Die Wehrbeauftragte der Bundesregierung Claire Marienfeld zeichnet in ihrem letzten Bericht ein sehr düsteres Bild von dem Zustand der Truppe. Die Soldaten wissen nicht, wie es weitergehen soll und flüchten in Zynismus. Immerhin: Die Zahl rechtsextremer Übergriffe hat abgenommen

BERLIN taz ■ Als Wehrbeauftragte der Bundesregierung hat Claire Marienfeld (CDU) in den letzten fünf Jahren gelauscht, wo den Soldaten die Stahlkappe drückt. Gestern präsentierte die 59-Jährige in Berlin ihren letzten Bericht. Zum Abschied zeichnete sie ein düsteres Bild.

„Der Virus Unsicherheit grassiert“, stellte Marienfeld fest.
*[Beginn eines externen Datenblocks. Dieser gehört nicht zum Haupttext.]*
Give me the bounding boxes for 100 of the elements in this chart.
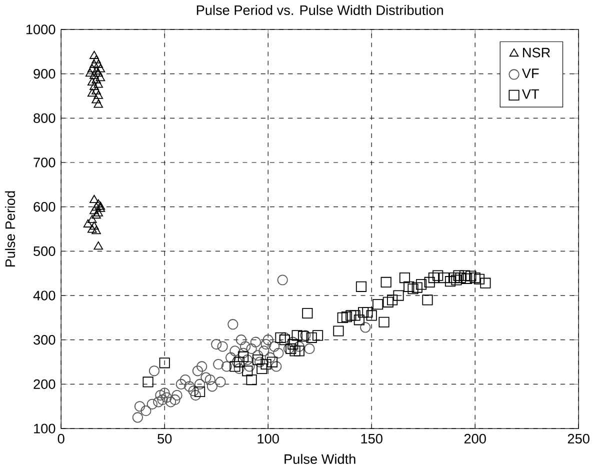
y-tick-label: 700	[34, 158, 56, 168]
point	[356, 281, 367, 292]
y-tick-label: 100	[34, 424, 56, 434]
x-tick-label: 50	[158, 434, 172, 444]
point	[204, 374, 216, 386]
point	[153, 396, 164, 408]
point	[244, 361, 255, 372]
x-tick-label: 250	[568, 434, 590, 444]
point	[238, 351, 249, 362]
point	[90, 222, 99, 230]
point	[240, 341, 251, 352]
point	[142, 376, 154, 388]
point	[393, 290, 404, 301]
point	[258, 346, 270, 356]
y-tick-label: 900	[34, 68, 56, 79]
x-tick-label: 150	[361, 434, 382, 444]
point	[92, 226, 101, 234]
point	[96, 204, 106, 212]
point	[462, 273, 472, 284]
point	[170, 394, 180, 406]
point	[304, 343, 315, 354]
point	[277, 274, 288, 286]
point	[83, 219, 93, 228]
point	[262, 334, 274, 346]
legend-label: VF	[522, 68, 539, 78]
point	[132, 412, 143, 423]
point	[196, 361, 208, 372]
point	[215, 376, 226, 388]
y-tick-label: 1000	[26, 24, 56, 34]
point	[260, 339, 272, 350]
x-tick-label: 200	[464, 434, 486, 444]
point	[94, 90, 103, 99]
point	[192, 366, 204, 376]
point	[217, 341, 228, 352]
point	[194, 386, 206, 398]
point	[200, 372, 212, 383]
x-axis-title: Pulse Width	[284, 454, 356, 464]
point	[466, 270, 476, 282]
point	[453, 270, 464, 281]
point	[455, 272, 466, 284]
point	[96, 64, 106, 72]
point	[161, 392, 172, 403]
point	[190, 390, 201, 401]
point	[176, 378, 186, 390]
point	[480, 278, 491, 288]
point	[92, 55, 101, 64]
point	[92, 86, 101, 94]
point	[92, 75, 101, 84]
point	[428, 272, 439, 284]
point	[90, 206, 99, 214]
point	[90, 194, 99, 204]
point	[432, 270, 444, 281]
point	[362, 307, 373, 318]
point	[213, 358, 224, 370]
point	[337, 312, 348, 323]
point	[242, 354, 253, 366]
point	[211, 339, 222, 350]
point	[279, 334, 290, 346]
point	[252, 350, 264, 361]
point	[404, 281, 414, 292]
point	[378, 316, 390, 328]
point	[271, 361, 282, 372]
point	[94, 241, 103, 250]
point	[87, 64, 97, 72]
point	[444, 276, 456, 287]
point	[157, 394, 168, 406]
point	[242, 366, 253, 376]
point	[90, 60, 99, 68]
y-tick-label: 500	[34, 246, 56, 256]
point	[250, 336, 261, 348]
point	[288, 339, 298, 350]
point	[234, 363, 244, 374]
point	[87, 214, 97, 224]
point	[459, 270, 470, 281]
point	[300, 330, 311, 341]
point	[94, 100, 103, 108]
point	[230, 361, 240, 372]
point	[416, 279, 427, 290]
x-tick-label: 100	[258, 434, 279, 444]
point	[246, 374, 257, 386]
point	[226, 352, 236, 363]
point	[399, 272, 410, 284]
point	[87, 224, 97, 233]
point	[264, 352, 276, 363]
point	[228, 319, 238, 330]
point	[96, 202, 106, 210]
point	[333, 326, 344, 336]
point	[94, 208, 103, 216]
point	[87, 77, 97, 86]
point	[474, 274, 485, 284]
point	[236, 334, 246, 346]
point	[159, 358, 170, 368]
chart-title: Pulse Period vs. Pulse Width Distribution	[196, 5, 443, 16]
point	[246, 343, 257, 354]
point	[85, 68, 95, 77]
point	[380, 276, 392, 288]
point	[90, 82, 99, 90]
point	[206, 381, 218, 392]
point	[292, 330, 302, 341]
y-tick-label: 400	[33, 290, 56, 300]
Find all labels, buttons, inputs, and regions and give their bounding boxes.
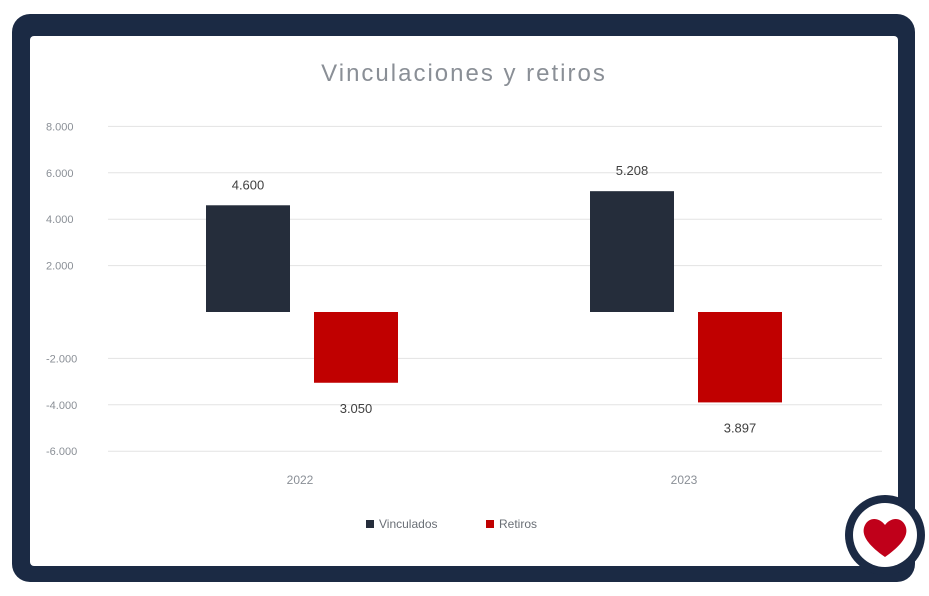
chart-panel [30,36,898,566]
legend-swatch-retiros [486,520,494,528]
legend-swatch-vinculados [366,520,374,528]
heart-badge [845,495,925,575]
heart-icon [863,519,907,557]
x-category-label: 2023 [671,473,698,487]
x-category-label: 2022 [287,473,314,487]
bar-vinculados-2023 [590,191,674,312]
data-label: 5.208 [616,163,649,178]
data-label: 3.050 [340,401,373,416]
data-label: 3.897 [724,420,757,435]
chart: 8.000 6.000 4.000 2.000 -2.000 -4.000 -6.000 4.… [46,121,882,531]
legend-label-vinculados: Vinculados [379,517,438,531]
y-tick-label: 6.000 [46,168,74,180]
y-tick-label: 4.000 [46,214,74,226]
y-tick-label: -4.000 [46,400,77,412]
y-tick-label: 8.000 [46,121,74,133]
legend-label-retiros: Retiros [499,517,537,531]
y-tick-label: -2.000 [46,353,77,365]
data-label: 4.600 [232,177,265,192]
bar-vinculados-2022 [206,205,290,312]
bar-retiros-2023 [698,312,782,403]
chart-title: Vinculaciones y retiros [321,60,607,87]
y-tick-label: 2.000 [46,261,74,273]
y-tick-label: -6.000 [46,446,77,458]
bar-retiros-2022 [314,312,398,383]
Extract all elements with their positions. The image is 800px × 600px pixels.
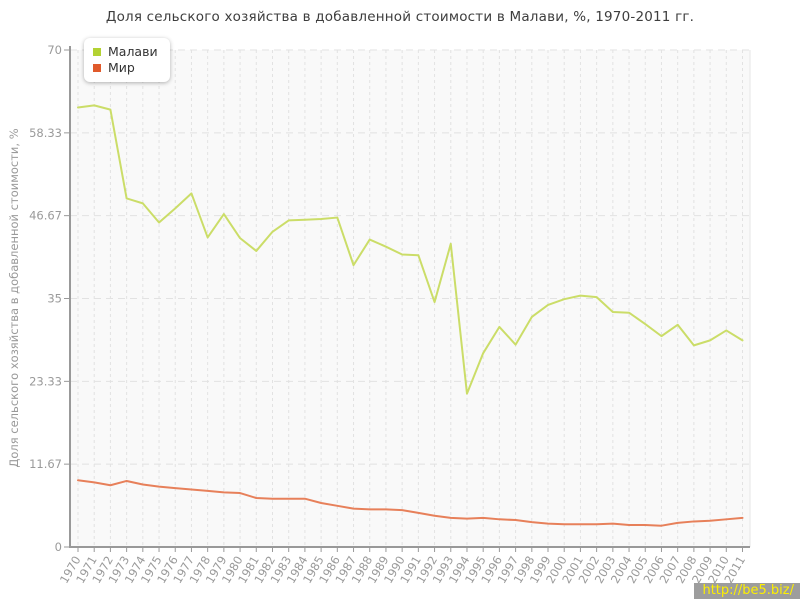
y-tick-label: 11.67 <box>29 457 62 471</box>
axes <box>64 46 750 552</box>
chart-title: Доля сельского хозяйства в добавленной с… <box>105 9 695 25</box>
watermark-link[interactable]: http://be5.biz/ <box>694 583 800 599</box>
legend-label-malawi: Малави <box>108 44 158 59</box>
series-line-malawi <box>77 104 744 395</box>
legend-label-world: Мир <box>108 60 135 75</box>
legend-item-world[interactable]: Мир <box>93 61 158 75</box>
legend-swatch-malawi <box>93 48 101 56</box>
axis-labels: 011.6723.333546.6758.3370197019711972197… <box>7 43 748 586</box>
legend: Малави Мир <box>84 38 170 82</box>
series-line-world <box>77 479 744 527</box>
y-tick-label: 58.33 <box>29 126 62 140</box>
y-tick-label: 46.67 <box>29 209 62 223</box>
y-axis-title: Доля сельского хозяйства в добавленной с… <box>7 128 21 467</box>
gridlines <box>70 49 751 547</box>
y-tick-label: 0 <box>55 540 62 554</box>
legend-swatch-world <box>93 64 101 72</box>
y-tick-label: 23.33 <box>29 374 62 388</box>
y-tick-label: 70 <box>47 43 62 57</box>
series-lines <box>77 104 744 527</box>
y-tick-label: 35 <box>47 292 62 306</box>
legend-item-malawi[interactable]: Малави <box>93 45 158 59</box>
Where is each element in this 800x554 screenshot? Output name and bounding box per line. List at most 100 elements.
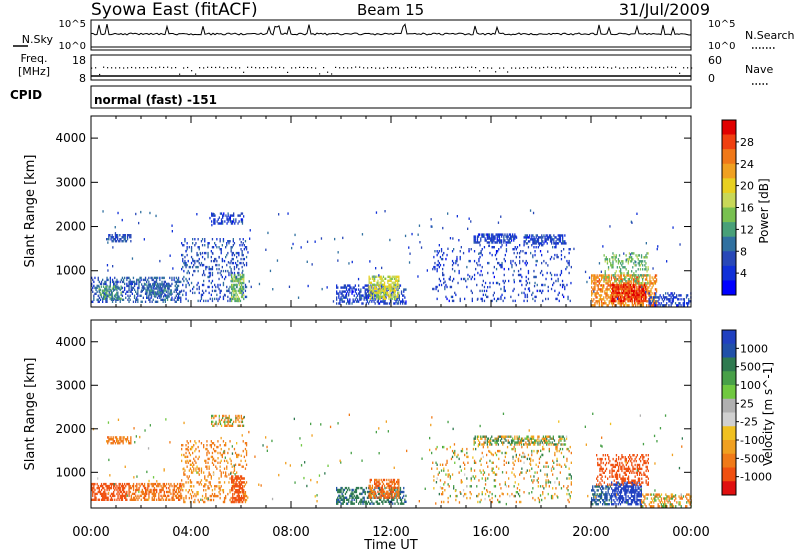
scatter-cell: [482, 279, 484, 283]
scatter-cell: [205, 299, 207, 303]
scatter-cell: [96, 492, 98, 496]
scatter-cell: [216, 485, 218, 488]
scatter-cell: [196, 253, 198, 257]
scatter-cell: [360, 502, 362, 505]
scatter-cell: [134, 498, 136, 501]
scatter-cell: [121, 240, 123, 243]
scatter-cell: [93, 482, 95, 486]
scatter-cell: [115, 436, 118, 439]
scatter-cell: [119, 238, 121, 241]
scatter-cell: [594, 274, 596, 277]
nave-dot: [567, 66, 569, 68]
scatter-cell: [177, 294, 180, 297]
scatter-cell: [109, 498, 111, 501]
scatter-cell: [218, 263, 220, 267]
scatter-cell: [469, 275, 471, 278]
scatter-cell: [226, 218, 228, 221]
nave-dot: [247, 66, 249, 68]
scatter-cell: [237, 492, 239, 496]
scatter-cell: [563, 242, 565, 245]
scatter-cell: [189, 459, 192, 463]
scatter-cell: [195, 467, 197, 470]
scatter-cell: [493, 235, 495, 238]
scatter-cell: [212, 498, 215, 502]
scatter-cell: [529, 234, 531, 237]
scatter-cell: [660, 302, 662, 305]
scatter-cell: [190, 250, 193, 253]
scatter-cell: [442, 253, 444, 257]
scatter-cell: [216, 263, 218, 267]
scatter-cell: [142, 490, 145, 494]
scatter-cell: [625, 298, 627, 301]
nave-dot: [683, 67, 685, 69]
scatter-cell: [341, 292, 343, 295]
scatter-cell: [160, 494, 162, 498]
scatter-cell: [92, 286, 94, 290]
power-ylabel: Slant Range [km]: [23, 155, 38, 268]
scatter-cell: [137, 494, 139, 498]
scatter-cell: [592, 304, 594, 307]
scatter-cell: [151, 492, 153, 496]
scatter-cell: [370, 281, 372, 284]
scatter-cell: [102, 289, 105, 292]
scatter-cell: [119, 496, 121, 499]
scatter-cell: [667, 298, 669, 301]
scatter-cell: [183, 467, 185, 470]
scatter-cell: [364, 502, 366, 505]
scatter-cell: [393, 275, 396, 278]
scatter-cell: [110, 295, 112, 298]
scatter-cell: [369, 297, 371, 300]
scatter-cell: [134, 496, 136, 499]
scatter-cell: [139, 280, 141, 284]
scatter-cell: [110, 496, 113, 499]
scatter-cell: [97, 498, 99, 501]
scatter-cell: [244, 483, 247, 486]
scatter-cell: [227, 416, 229, 420]
scatter-cell: [165, 486, 168, 490]
scatter-cell: [343, 498, 345, 501]
scatter-cell: [159, 278, 161, 282]
scatter-cell: [555, 240, 557, 243]
scatter-cell: [608, 278, 610, 281]
scatter-cell: [194, 449, 196, 453]
scatter-cell: [665, 292, 667, 295]
scatter-cell: [109, 438, 111, 441]
scatter-cell: [596, 290, 598, 293]
scatter-cell: [595, 292, 597, 295]
colorbar-segment: [722, 149, 736, 165]
scatter-cell: [626, 287, 628, 291]
scatter-cell: [372, 283, 375, 286]
scatter-cell: [176, 286, 179, 290]
scatter-cell: [500, 215, 502, 218]
scatter-cell: [525, 234, 527, 237]
scatter-cell: [394, 502, 396, 505]
scatter-cell: [194, 238, 196, 241]
scatter-cell: [162, 276, 164, 280]
scatter-cell: [535, 242, 537, 245]
scatter-cell: [227, 214, 229, 217]
scatter-cell: [104, 287, 106, 290]
scatter-cell: [622, 266, 624, 269]
scatter-cell: [599, 290, 602, 293]
scatter-cell: [228, 481, 230, 484]
scatter-cell: [132, 276, 135, 280]
scatter-cell: [114, 232, 117, 235]
scatter-cell: [618, 282, 621, 285]
scatter-cell: [468, 250, 470, 253]
scatter-cell: [533, 236, 535, 239]
scatter-cell: [113, 486, 115, 490]
scatter-cell: [188, 277, 190, 281]
scatter-cell: [593, 282, 595, 285]
scatter-cell: [336, 498, 338, 501]
scatter-cell: [381, 289, 383, 292]
scatter-cell: [384, 302, 386, 305]
scatter-cell: [181, 487, 183, 490]
nave-dot: [187, 66, 189, 69]
nave-dot: [391, 67, 393, 69]
scatter-cell: [646, 270, 648, 273]
scatter-cell: [612, 299, 614, 303]
scatter-cell: [568, 251, 570, 255]
scatter-cell: [496, 241, 498, 244]
scatter-cell: [235, 416, 237, 420]
scatter-cell: [637, 268, 639, 271]
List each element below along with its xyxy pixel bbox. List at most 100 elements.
Sie beklagte, der Geldmangel und die Debatte um die Strukturreform hätten in der Truppe Resignation und Zynismus ausgelöst. Weil den jungen Soldaten die „persönliche Perspektive“ fehle, hätten sich weniger Zeitsoldaten verpflichtet – über ihnen schwebt das Damoklesschwert der noch tagenden Strukturkommission. Verteidigungsminister Rudolf Scharping (SPD) dementierte gestern allerdings Berichte, wonach die Bundeswehrreform sogar hinter die nächste Bundestagswahl verschoben werde.

In ihrem Bericht legte Marienfeld besonderes Augenmerk auf die weiblichen Rekruten. Marienfeld berichtete, sie habe keine beruflichen Benachteiligungen der 4.700 Frauen in der Bundeswehr erkennen können. Allerdings hätten die männlichen Kollegen gewisse Umgangsprobleme.

„In Einzelfällen“ sei es zu sexuellen Belästigungen und Erniedrigungen gekommen. So sei ein Hauptfeldwebel in den weiblichen Duschräumen mit seinem Angebot, „Rücken einzuseifen“, kaum abzuwimmeln gewesen. Die Mehrzahl sei mit den Kameradinnen aber eher „zu fürsorglich“ umgegangen.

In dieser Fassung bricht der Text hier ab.